One of the most difficult things to deal with in teaching and TAing is racism in the classroom. I’m not just talking about un-recognized privilege, but actual coded racism (and sometimes not so coded). But i have to thank Sara Gilbert for the best advice i’ve ever received in teaching: always assume the best of every student.
It can be very easy to simply disregard all of the work of a particular student, write him or her off as a lost cause or simply beyond reaching. Especially when these coded messages are coming through late in the quarter. It can be gutting and heart breaking. But i am learning to hold out hope. Intelligent students know to keep their editorials to themselves in the classroom - they sense, and come to censor themselves against, a particular culture of the classroom. But there is something to be said for honoring the trust they have in sharing their honesty in written work. At least i choose to see it that way.
I struggle, but in a class like the one i am TAing right now (with Vicky Lawson, GEOG 331, Global Poverty and Care), at the heart of the course is relational analysis – an analysis that asks the students to recognize that we are all interconnected (and therefore, have a responsibility to care) – it can be difficult to hold patience. But how better to teach than to take the time to explain, understand, and help reach those who are still floundering in the societally constructed vacuums of residual analysis? I am ever so grateful to those who remind me to not judge the judgers, but to help guide them toward a more gentle compassion that gives room for different speeds of learning, for the time it takes to overcome 20+ years of inculcation and indoctrination. I can’t imagine the courage it must take to try to overcome that in just 10 weeks.

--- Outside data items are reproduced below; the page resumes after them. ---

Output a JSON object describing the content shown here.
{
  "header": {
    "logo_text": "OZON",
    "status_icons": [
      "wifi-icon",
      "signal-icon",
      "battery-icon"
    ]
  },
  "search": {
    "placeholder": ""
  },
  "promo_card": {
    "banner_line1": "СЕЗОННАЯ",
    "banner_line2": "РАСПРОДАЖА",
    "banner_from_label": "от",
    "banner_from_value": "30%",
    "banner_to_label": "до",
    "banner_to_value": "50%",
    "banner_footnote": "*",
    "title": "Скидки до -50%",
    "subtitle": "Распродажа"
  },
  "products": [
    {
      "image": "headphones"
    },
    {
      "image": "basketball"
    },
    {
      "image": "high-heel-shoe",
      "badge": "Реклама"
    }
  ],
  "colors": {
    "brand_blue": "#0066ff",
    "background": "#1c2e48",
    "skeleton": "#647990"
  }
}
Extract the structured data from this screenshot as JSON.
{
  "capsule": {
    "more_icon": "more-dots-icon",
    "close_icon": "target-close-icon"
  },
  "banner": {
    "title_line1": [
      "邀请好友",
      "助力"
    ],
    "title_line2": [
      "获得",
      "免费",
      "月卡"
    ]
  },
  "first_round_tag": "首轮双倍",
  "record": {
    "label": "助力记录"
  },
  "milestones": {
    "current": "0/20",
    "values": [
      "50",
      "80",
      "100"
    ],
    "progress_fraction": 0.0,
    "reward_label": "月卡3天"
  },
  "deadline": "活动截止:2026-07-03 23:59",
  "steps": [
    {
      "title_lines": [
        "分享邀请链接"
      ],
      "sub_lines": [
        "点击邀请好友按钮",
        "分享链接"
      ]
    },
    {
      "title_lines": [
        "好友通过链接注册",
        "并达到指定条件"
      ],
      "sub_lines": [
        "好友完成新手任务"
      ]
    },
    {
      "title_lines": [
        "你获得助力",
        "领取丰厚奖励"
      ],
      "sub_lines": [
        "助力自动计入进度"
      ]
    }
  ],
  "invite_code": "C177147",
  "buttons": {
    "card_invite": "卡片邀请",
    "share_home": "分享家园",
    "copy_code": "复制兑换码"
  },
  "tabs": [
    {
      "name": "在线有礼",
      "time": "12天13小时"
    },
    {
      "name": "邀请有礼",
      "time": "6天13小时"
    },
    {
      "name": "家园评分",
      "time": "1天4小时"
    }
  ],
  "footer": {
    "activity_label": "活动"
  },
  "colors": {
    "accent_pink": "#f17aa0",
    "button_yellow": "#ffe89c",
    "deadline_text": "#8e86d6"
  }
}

We are asking students to not just let go of how they understand the world and their place in it, but everything that makes their lives have meaning – we are asking them to let go of privilege in order to really enact it. We are asking them to deconstruct all that they know to be true – realize that their cozy self-constructed senses of self are not so self-constructed as they may think. We are asking them to recognize the lie in which they exist. That is a lot to ask of young people. And ultimately, teaching a relational analysis is really about living it – how better to live it than to practice it among the most privileged people i come to know?